Face à face entre des pro et des anti-Trump à Fayetteville, en Caroline du Nord, le 10 mars 2016. - C.ARBOGAST/SIPA/AP

La rumeur a couru une bonne partie de la journée, lundi. Mais finalement, les autorités, qui cherchaient à déterminer si Donald Trump avait incité les violences lors d'un meeting à Fayetteville, en Caroline du Nord, la semaine dernière, ont décidé de ne pas donner suite. «Les preuves examinées ne sont pas suffisantes pour une inculpation», a indiqué l'avocat du bureau du shérif de Cumberland County, Ronnie Mitchell.
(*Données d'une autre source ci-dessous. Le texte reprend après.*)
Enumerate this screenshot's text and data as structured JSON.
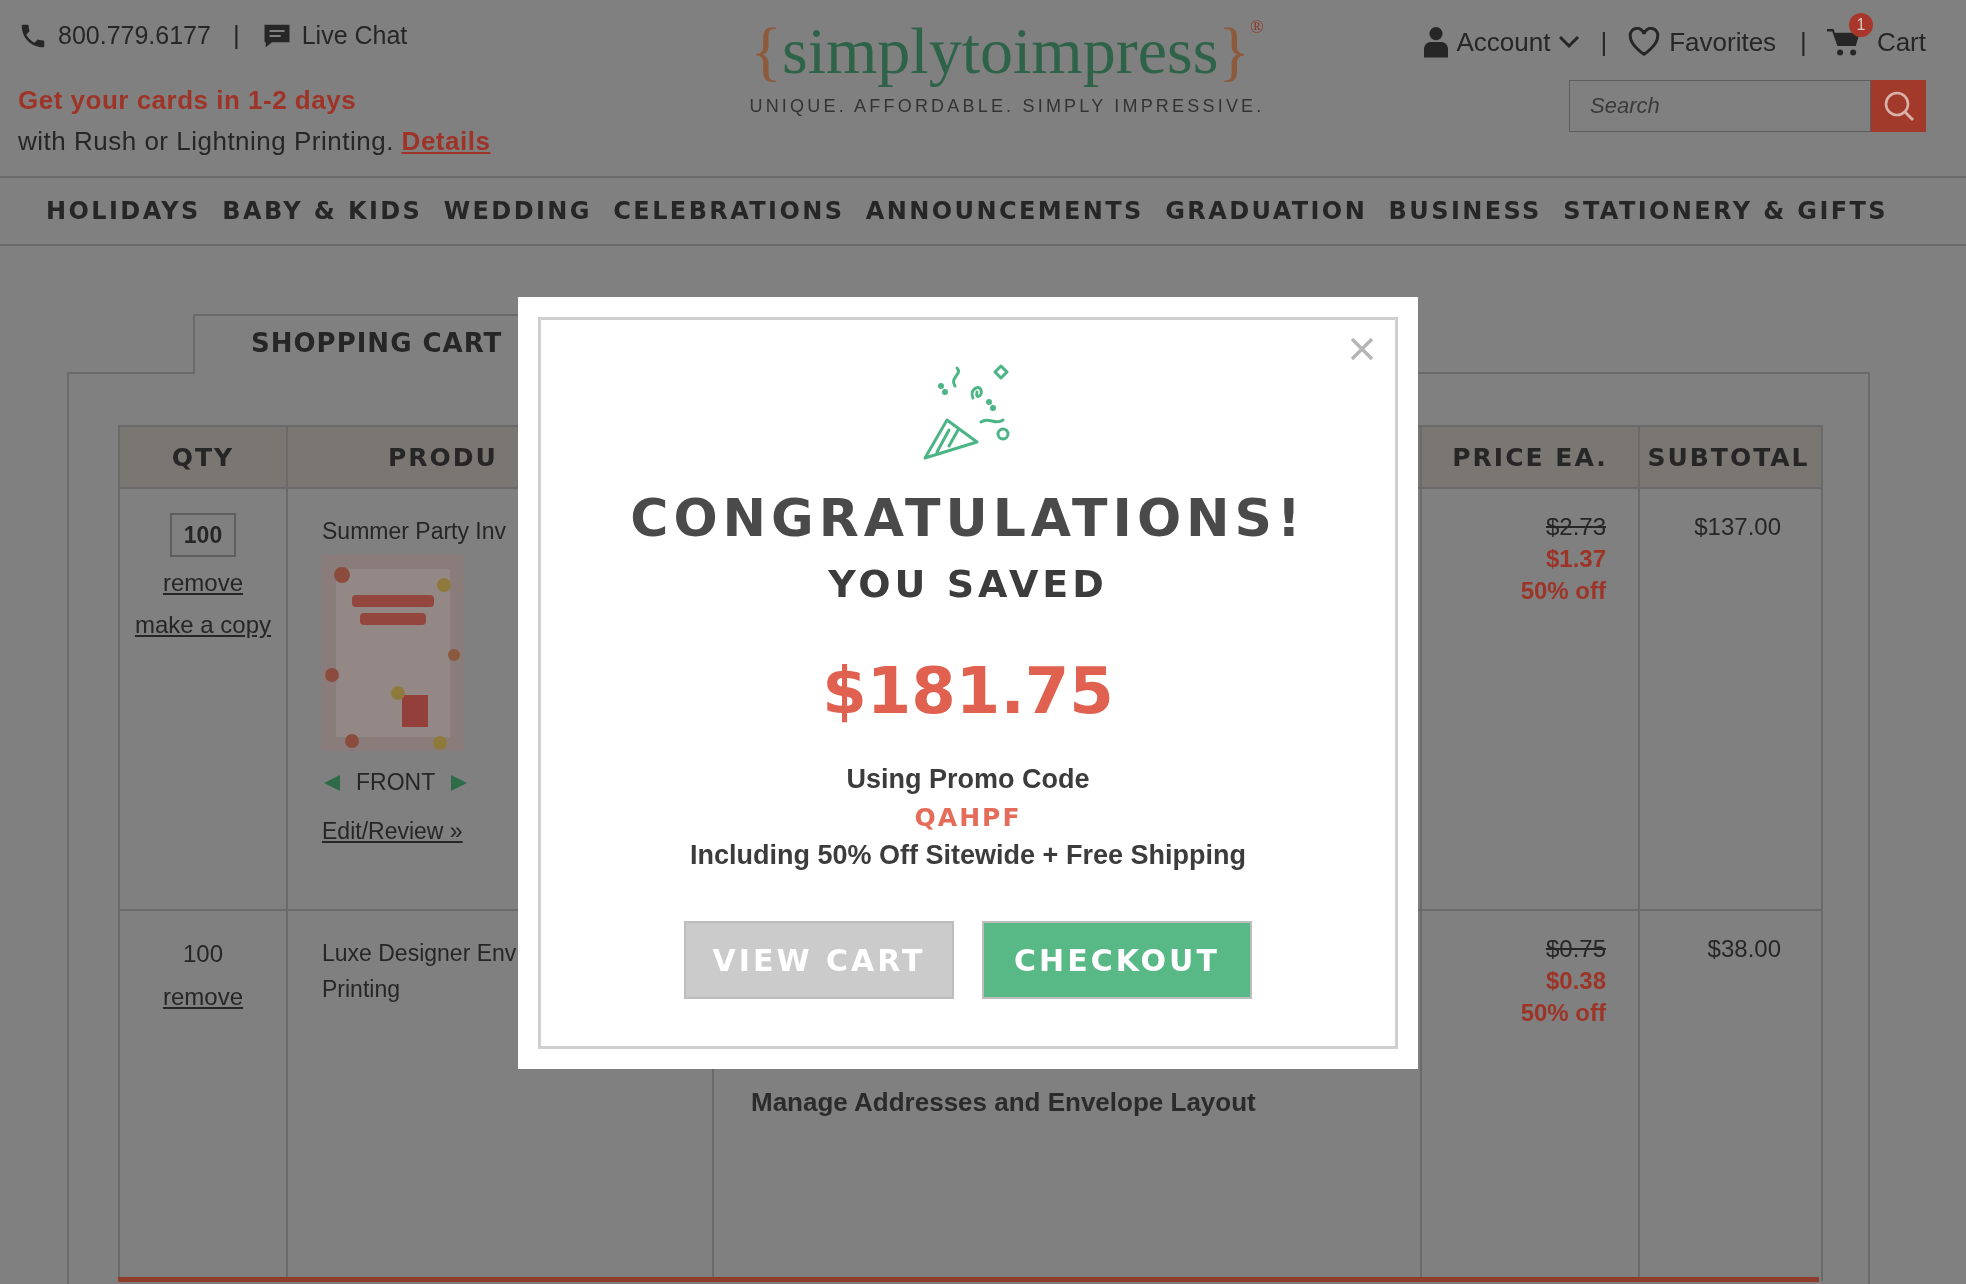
{
  "header": {
    "phone": "800.779.6177",
    "separator": "|",
    "live_chat": "Live Chat",
    "promo_headline": "Get your cards in 1-2 days",
    "promo_text": "with Rush or Lightning Printing.",
    "promo_link": "Details",
    "logo": {
      "open": "{",
      "name": "simplytoimpress",
      "close": "}",
      "mark": "®"
    },
    "tagline": "UNIQUE. AFFORDABLE. SIMPLY IMPRESSIVE.",
    "account": "Account",
    "favorites": "Favorites",
    "separators": [
      "|",
      "|"
    ],
    "cart": "Cart",
    "cart_count": "1",
    "search": {
      "placeholder": "Search"
    }
  },
  "nav": [
    "HOLIDAYS",
    "BABY & KIDS",
    "WEDDING",
    "CELEBRATIONS",
    "ANNOUNCEMENTS",
    "GRADUATION",
    "BUSINESS",
    "STATIONERY & GIFTS"
  ],
  "cart": {
    "tab": "SHOPPING CART",
    "columns": [
      "QTY",
      "PRODU",
      "PRICE EA.",
      "SUBTOTAL"
    ],
    "rows": [
      {
        "qty": "100",
        "qty_editable": true,
        "links": [
          "remove",
          "make a copy"
        ],
        "product_lines": [
          "Summer Party Inv"
        ],
        "image": {
          "kind": "picture"
        },
        "view": "FRONT",
        "edit": "Edit/Review »",
        "price_old": "$2.73",
        "price_new": "$1.37",
        "discount": "50% off",
        "subtotal": "$137.00"
      },
      {
        "qty": "100",
        "qty_editable": false,
        "links": [
          "remove"
        ],
        "product_lines": [
          "Luxe Designer Env",
          "Printing"
        ],
        "details": "Manage Addresses and Envelope Layout",
        "price_old": "$0.75",
        "price_new": "$0.38",
        "discount": "50% off",
        "subtotal": "$38.00"
      }
    ]
  },
  "modal": {
    "title": "CONGRATULATIONS!",
    "subtitle": "YOU SAVED",
    "amount": "$181.75",
    "promo_label": "Using Promo Code",
    "promo_code": "QAHPF",
    "note": "Including 50% Off Sitewide + Free Shipping",
    "buttons": [
      {
        "label": "VIEW CART",
        "kind": "secondary"
      },
      {
        "label": "CHECKOUT",
        "kind": "primary"
      }
    ]
  }
}
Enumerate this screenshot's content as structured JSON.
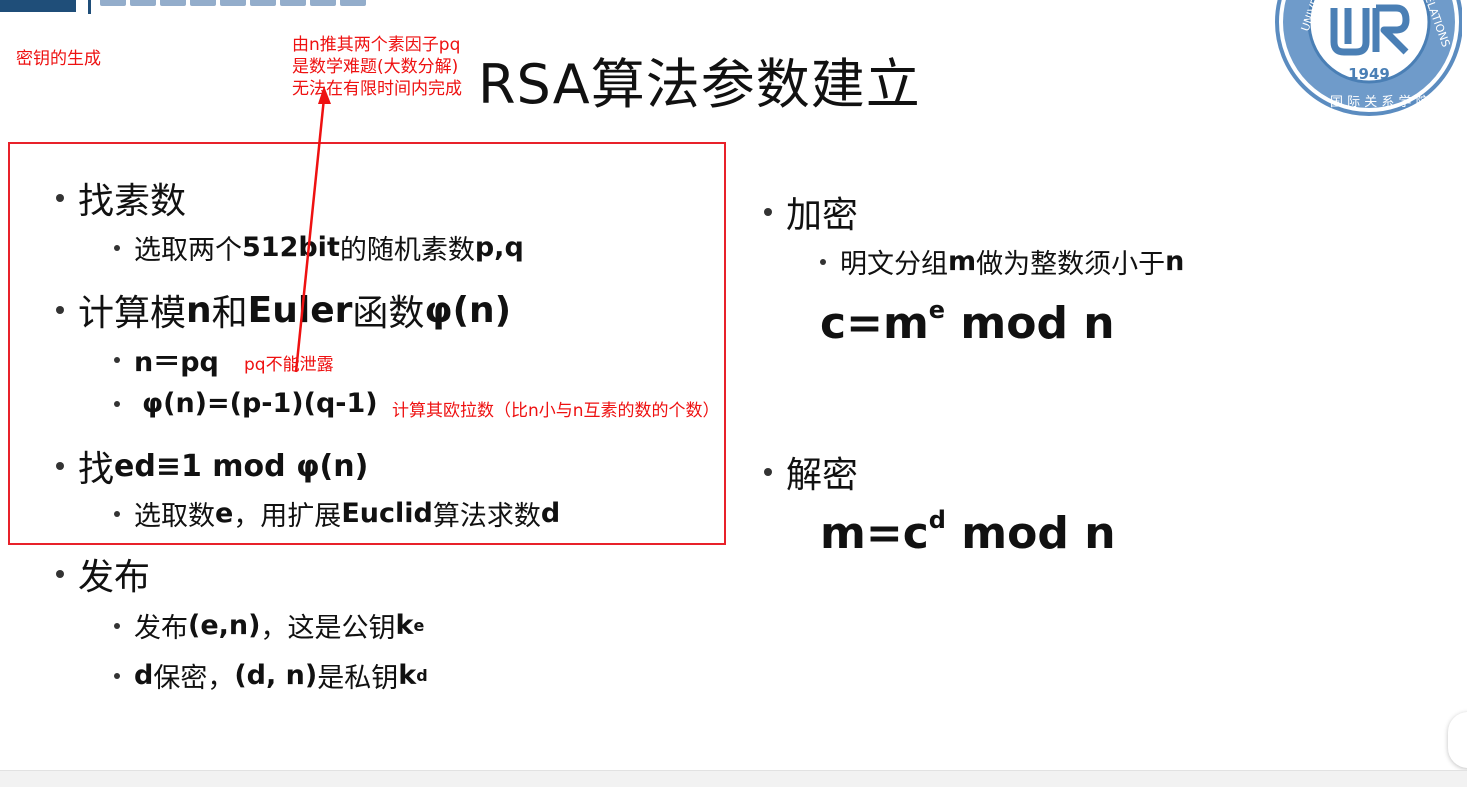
{
  "slide": {
    "title": "RSA算法参数建立",
    "left": {
      "find_prime": {
        "heading": "找素数",
        "sub": {
          "pre": "选取两个",
          "bold": "512bit",
          "mid": "的随机素数",
          "bold2": "p,q"
        }
      },
      "compute": {
        "heading_pre": "计算模",
        "heading_n": "n",
        "heading_mid": "和",
        "heading_euler": "Euler",
        "heading_post": "函数",
        "heading_phi": "φ(n)",
        "sub1": "n＝pq",
        "sub2": "φ(n)=(p-1)(q-1)"
      },
      "find_ed": {
        "heading_pre": "找",
        "heading_bold": "ed≡1 mod φ(n)",
        "sub_pre": "选取数",
        "sub_e": "e",
        "sub_mid": "，用扩展",
        "sub_euclid": "Euclid",
        "sub_post": "算法求数",
        "sub_d": "d"
      },
      "publish": {
        "heading": "发布",
        "sub1_pre": "发布",
        "sub1_bold": "(e,n)",
        "sub1_post": "，这是公钥",
        "sub1_k": "k",
        "sub1_sub": "e",
        "sub2_d": "d",
        "sub2_mid": "保密，",
        "sub2_bold": "(d, n)",
        "sub2_post": "是私钥 ",
        "sub2_k": "k",
        "sub2_sub": "d"
      }
    },
    "right": {
      "encrypt": {
        "heading": "加密",
        "sub_pre": "明文分组",
        "sub_m": "m",
        "sub_mid": "做为整数须小于",
        "sub_n": "n",
        "formula_base": "c=m",
        "formula_exp": "e",
        "formula_tail": " mod n"
      },
      "decrypt": {
        "heading": "解密",
        "formula_base": "m=c",
        "formula_exp": "d",
        "formula_tail": " mod n"
      }
    },
    "annotations": {
      "key_gen": "密钥的生成",
      "factor_line1": "由n推其两个素因子pq",
      "factor_line2": "是数学难题(大数分解)",
      "factor_line3": "无法在有限时间内完成",
      "pq_secret": "pq不能泄露",
      "euler_note": "计算其欧拉数（比n小与n互素的数的个数）"
    },
    "logo": {
      "year": "1949"
    }
  },
  "colors": {
    "annotation": "#ee1111",
    "logo": "#4a7fb5",
    "header": "#1f4e79"
  }
}
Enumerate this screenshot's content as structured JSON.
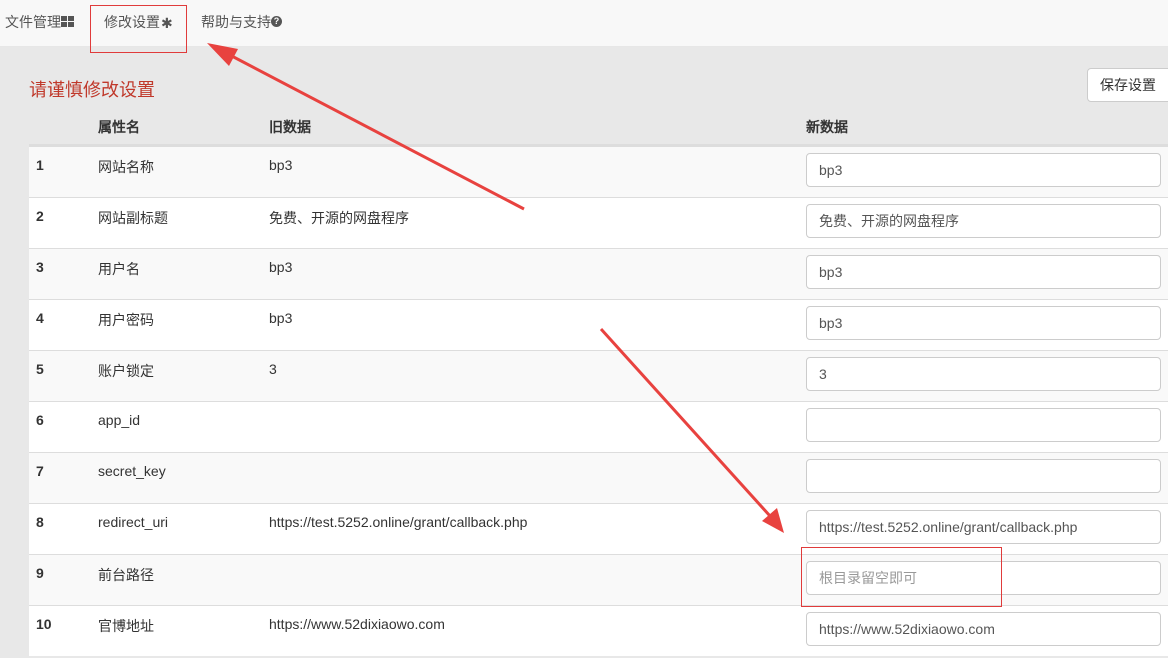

Un supporteur de Donald Trump, John McGraw, a frappé le manifestant Rakeem Jones d’un violent coup de coude à la tête. Arrêté à son domicile le lendemain, il a été inculpé« d’agression, voies de fait et trouble à l’ordre public. »

Clinton compare Trump à un pyromane

Trump commente régulièrement les éjections de manifestants. «On va bien s'amuser», a-t-il lâché en Caroline du Nord. En novembre, il avait expliqué sur Fox News qu’un manifestant « méritait peut-être d’être malmené ». Récemment, il regrettait « le bon vieux temps » où la police pouvait faire usage de la force pour s’interposer, avant de conclure : « J’aimerais lui donner un coup de poing au visage ».

Les tensions ont explosé à Chicago, vendredi, avec l'annulation d'un meeting à cause d’échauffourées entre les pro et les anti-Trump. Hillary Clinton a comparé le candidat «à un pyromane», estimant qu'il était «responsable» de la violence par son discours. Trump, lui, accuse le socialiste Bernie Sanders d'envoyer ses supporteurs pour jeter de l'huile sur le feu.